Seit rund einem Jahr wütet in Westafrika eine beispiellose Ebola-Epidemie: Knapp 22.000 Menschen erkrankten an der Infektionskrankheit, 8641 starben. Die ersten Ebola-Fälle traten bereits im Dezember 2013 im Süden Guineas auf. Im Dreiländereck verbreiteté sich das tödliche Virus rasch: Von Guinea schwappte es auf Liberia und Sierra Leone über. Es folgten kleine Ausbrüche in Nigeria und in Mali, die aber rasch unter Kontrolle gebracht werden konnten. Zu Beginn des Ausbruchs dauerte es allerdings einige Monate, bis die Erkrankungen korrekt diagnostiziert wurden.
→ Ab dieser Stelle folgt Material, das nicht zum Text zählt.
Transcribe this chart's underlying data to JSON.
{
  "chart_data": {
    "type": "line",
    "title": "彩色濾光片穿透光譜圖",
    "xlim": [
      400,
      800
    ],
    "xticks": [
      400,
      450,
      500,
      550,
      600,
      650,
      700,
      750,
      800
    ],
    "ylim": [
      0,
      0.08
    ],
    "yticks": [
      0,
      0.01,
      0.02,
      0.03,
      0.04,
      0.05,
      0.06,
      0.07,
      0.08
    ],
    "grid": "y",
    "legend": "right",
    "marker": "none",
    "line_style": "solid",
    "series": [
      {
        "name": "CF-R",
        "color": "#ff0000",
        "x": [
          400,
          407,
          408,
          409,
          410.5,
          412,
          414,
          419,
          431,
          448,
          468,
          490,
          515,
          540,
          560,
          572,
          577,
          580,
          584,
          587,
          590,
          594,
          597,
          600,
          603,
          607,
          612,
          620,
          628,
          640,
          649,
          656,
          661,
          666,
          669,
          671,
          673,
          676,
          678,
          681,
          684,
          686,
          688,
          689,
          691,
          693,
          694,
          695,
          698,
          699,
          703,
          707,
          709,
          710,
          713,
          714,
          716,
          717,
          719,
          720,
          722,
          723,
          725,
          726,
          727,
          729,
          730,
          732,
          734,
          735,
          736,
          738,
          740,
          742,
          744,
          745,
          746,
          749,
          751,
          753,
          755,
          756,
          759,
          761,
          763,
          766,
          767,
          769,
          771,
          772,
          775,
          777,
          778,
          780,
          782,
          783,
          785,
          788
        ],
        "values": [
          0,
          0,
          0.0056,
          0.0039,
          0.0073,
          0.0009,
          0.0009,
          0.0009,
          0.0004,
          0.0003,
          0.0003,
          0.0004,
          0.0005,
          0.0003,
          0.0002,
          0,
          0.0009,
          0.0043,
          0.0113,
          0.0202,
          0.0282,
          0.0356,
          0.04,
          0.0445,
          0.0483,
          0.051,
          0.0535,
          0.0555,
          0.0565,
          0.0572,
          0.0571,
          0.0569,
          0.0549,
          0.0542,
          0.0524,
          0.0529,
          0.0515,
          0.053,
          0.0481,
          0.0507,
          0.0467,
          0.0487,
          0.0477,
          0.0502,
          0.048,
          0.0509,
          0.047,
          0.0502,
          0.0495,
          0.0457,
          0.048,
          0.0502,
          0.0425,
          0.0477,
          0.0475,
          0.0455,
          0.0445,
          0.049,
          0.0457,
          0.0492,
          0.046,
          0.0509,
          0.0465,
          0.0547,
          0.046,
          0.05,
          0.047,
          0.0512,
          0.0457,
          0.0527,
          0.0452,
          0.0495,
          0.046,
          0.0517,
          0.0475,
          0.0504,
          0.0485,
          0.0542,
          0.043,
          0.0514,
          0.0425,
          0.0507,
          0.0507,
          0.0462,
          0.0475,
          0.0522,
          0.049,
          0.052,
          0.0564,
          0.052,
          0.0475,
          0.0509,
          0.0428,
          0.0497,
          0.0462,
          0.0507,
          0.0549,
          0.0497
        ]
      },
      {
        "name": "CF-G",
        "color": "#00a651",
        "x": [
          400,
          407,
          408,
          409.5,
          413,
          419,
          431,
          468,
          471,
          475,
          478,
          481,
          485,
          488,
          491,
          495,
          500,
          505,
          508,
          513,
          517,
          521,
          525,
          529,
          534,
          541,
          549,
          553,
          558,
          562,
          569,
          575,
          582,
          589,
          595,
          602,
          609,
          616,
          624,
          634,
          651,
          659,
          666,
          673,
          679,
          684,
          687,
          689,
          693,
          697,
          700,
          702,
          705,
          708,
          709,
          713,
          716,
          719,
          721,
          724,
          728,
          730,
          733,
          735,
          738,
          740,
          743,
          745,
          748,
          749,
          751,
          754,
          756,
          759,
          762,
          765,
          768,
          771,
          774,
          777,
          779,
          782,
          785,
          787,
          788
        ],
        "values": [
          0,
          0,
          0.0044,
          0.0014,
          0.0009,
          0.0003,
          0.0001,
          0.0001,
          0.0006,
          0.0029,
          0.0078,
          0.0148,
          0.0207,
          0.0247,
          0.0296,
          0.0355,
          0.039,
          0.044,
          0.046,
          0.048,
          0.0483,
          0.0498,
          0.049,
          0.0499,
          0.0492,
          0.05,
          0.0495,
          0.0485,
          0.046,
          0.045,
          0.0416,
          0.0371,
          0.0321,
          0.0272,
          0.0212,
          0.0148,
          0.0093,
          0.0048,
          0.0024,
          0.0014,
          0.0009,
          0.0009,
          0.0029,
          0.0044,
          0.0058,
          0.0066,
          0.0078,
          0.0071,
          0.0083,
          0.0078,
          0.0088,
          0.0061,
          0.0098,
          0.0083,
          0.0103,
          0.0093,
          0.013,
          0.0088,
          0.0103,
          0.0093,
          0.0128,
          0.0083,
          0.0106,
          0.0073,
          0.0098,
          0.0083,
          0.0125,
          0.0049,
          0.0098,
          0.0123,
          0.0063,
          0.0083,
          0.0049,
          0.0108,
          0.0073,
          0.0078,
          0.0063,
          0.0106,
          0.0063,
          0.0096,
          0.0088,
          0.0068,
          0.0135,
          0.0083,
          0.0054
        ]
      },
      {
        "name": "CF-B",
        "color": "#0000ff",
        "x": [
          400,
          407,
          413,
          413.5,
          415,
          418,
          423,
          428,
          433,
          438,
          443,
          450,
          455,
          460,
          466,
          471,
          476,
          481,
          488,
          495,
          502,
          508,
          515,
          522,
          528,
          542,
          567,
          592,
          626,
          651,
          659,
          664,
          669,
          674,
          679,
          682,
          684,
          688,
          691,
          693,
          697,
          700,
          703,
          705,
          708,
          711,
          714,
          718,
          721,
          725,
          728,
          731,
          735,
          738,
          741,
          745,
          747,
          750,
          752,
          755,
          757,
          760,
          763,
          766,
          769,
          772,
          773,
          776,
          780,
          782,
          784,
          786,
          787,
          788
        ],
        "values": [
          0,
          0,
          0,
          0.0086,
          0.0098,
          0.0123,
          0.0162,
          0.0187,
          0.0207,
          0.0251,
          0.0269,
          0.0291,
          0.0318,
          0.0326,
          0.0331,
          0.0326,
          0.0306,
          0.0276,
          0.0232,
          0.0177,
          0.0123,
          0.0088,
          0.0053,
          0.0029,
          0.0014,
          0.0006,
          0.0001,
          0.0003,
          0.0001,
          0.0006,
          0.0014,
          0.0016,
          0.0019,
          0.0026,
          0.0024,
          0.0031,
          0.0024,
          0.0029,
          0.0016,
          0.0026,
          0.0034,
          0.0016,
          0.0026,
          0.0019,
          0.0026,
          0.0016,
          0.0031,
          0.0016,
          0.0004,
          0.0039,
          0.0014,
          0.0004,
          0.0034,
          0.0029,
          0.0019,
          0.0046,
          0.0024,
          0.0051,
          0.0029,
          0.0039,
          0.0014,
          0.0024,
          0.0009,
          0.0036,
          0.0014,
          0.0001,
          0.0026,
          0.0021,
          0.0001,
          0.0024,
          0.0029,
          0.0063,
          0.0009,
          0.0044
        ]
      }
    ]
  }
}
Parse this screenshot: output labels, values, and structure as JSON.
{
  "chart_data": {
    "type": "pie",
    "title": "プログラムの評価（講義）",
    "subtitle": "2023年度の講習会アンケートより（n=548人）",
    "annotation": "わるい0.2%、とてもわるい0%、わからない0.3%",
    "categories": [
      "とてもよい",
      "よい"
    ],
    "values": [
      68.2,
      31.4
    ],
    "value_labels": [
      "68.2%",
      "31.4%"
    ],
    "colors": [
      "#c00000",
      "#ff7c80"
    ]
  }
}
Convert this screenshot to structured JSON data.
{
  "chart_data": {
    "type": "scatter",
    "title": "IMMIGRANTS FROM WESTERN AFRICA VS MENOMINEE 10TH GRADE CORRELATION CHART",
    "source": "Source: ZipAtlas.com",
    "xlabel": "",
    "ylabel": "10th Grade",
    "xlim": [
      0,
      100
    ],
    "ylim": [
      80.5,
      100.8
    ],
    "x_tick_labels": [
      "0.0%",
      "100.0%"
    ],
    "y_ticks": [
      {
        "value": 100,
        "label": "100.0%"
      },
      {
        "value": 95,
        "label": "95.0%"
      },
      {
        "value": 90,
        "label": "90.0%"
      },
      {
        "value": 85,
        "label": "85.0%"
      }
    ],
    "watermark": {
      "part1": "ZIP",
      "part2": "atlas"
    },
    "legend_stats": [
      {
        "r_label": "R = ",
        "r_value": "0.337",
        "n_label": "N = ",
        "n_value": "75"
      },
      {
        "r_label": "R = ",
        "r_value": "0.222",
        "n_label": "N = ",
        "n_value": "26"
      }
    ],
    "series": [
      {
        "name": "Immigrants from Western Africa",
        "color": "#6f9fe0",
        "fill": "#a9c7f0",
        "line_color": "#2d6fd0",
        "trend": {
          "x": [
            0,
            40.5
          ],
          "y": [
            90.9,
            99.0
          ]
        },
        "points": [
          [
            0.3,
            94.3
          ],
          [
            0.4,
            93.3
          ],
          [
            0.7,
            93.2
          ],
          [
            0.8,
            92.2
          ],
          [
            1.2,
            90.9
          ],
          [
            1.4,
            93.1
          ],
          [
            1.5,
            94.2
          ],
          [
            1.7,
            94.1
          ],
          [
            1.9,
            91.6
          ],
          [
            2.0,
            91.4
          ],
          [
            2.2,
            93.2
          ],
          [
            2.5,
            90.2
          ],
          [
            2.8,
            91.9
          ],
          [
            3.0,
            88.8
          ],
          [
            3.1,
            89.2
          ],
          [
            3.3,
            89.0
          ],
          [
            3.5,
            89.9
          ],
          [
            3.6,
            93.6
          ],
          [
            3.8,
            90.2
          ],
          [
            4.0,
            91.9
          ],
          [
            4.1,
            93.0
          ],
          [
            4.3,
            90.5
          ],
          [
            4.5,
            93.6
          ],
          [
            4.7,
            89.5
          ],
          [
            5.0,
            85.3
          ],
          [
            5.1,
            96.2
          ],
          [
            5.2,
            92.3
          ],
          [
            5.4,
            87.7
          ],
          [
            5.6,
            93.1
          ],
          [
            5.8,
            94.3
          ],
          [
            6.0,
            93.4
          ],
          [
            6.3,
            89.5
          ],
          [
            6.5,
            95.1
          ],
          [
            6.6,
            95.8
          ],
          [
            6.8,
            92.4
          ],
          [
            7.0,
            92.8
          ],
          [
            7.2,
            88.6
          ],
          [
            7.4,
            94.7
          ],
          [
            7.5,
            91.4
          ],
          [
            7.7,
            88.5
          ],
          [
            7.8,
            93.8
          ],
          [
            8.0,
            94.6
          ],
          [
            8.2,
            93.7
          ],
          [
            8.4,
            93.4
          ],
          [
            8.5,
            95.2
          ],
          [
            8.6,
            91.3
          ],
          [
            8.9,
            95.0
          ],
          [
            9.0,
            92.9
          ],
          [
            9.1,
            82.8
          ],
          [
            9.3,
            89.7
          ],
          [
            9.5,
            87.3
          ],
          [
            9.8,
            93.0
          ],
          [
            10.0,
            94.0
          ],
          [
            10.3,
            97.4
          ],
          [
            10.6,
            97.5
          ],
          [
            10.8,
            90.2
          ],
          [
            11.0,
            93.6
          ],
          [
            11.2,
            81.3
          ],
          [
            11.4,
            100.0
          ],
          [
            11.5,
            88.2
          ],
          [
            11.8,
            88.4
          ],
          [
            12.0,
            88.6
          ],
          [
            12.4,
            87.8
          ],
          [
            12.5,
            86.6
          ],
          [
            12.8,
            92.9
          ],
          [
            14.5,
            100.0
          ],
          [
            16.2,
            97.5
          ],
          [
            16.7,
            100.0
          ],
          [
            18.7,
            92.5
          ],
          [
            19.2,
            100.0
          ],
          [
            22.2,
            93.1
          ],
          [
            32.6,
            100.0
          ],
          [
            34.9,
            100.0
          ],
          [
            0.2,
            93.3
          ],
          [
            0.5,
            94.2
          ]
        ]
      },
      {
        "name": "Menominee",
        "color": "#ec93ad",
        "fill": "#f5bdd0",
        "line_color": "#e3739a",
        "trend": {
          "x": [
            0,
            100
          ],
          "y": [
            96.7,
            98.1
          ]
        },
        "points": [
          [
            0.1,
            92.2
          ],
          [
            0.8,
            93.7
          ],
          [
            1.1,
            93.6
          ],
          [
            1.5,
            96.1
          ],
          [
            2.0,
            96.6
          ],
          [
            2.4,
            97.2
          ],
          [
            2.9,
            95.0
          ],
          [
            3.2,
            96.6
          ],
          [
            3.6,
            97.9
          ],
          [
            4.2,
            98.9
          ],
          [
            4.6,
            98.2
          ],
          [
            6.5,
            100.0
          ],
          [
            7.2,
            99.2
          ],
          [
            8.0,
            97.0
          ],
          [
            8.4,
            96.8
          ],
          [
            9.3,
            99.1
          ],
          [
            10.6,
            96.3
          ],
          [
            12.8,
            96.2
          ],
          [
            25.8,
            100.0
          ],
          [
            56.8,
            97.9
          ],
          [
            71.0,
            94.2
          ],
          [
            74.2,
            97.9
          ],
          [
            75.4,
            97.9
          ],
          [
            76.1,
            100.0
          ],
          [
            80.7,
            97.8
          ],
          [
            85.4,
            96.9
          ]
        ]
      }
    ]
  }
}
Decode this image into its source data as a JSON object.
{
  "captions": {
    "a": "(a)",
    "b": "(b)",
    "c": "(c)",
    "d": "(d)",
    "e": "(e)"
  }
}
Medikamenten-Verteilaktion

Darin sieht auch Marcus Bachmann eine der größten Herausforderungen: Die Anfangssymptome von Ebola und Malaria - der häufigsten Infektionskrankheit weltweit - gleichen sich völlig. Somit müssen alle Patienten, die mit Fieber in die Behandlungszentren kommen, in die Isolierstation gebracht und als möglicher Ebola-Fall behandelt werden. Das belaste das "eh schon vollkommen überlastete Gesundheitssystem" noch zusätzlich.

Daher hat MSF in den dicht besiedelten Slums Freetowns eine Verteilungsaktion an Malaria-Medikamenten gestartet. "So viele Menschen, wie in ganz Wien wohnen, haben die Medikamente bekommen", sagt Bachmann. Erste Erfolge seien schon sichtbar: Die Zahl der Malaria-Erkrankungen ist zurückgegangen - und damit auch die Zahl der Ebola-Verdachtsfälle.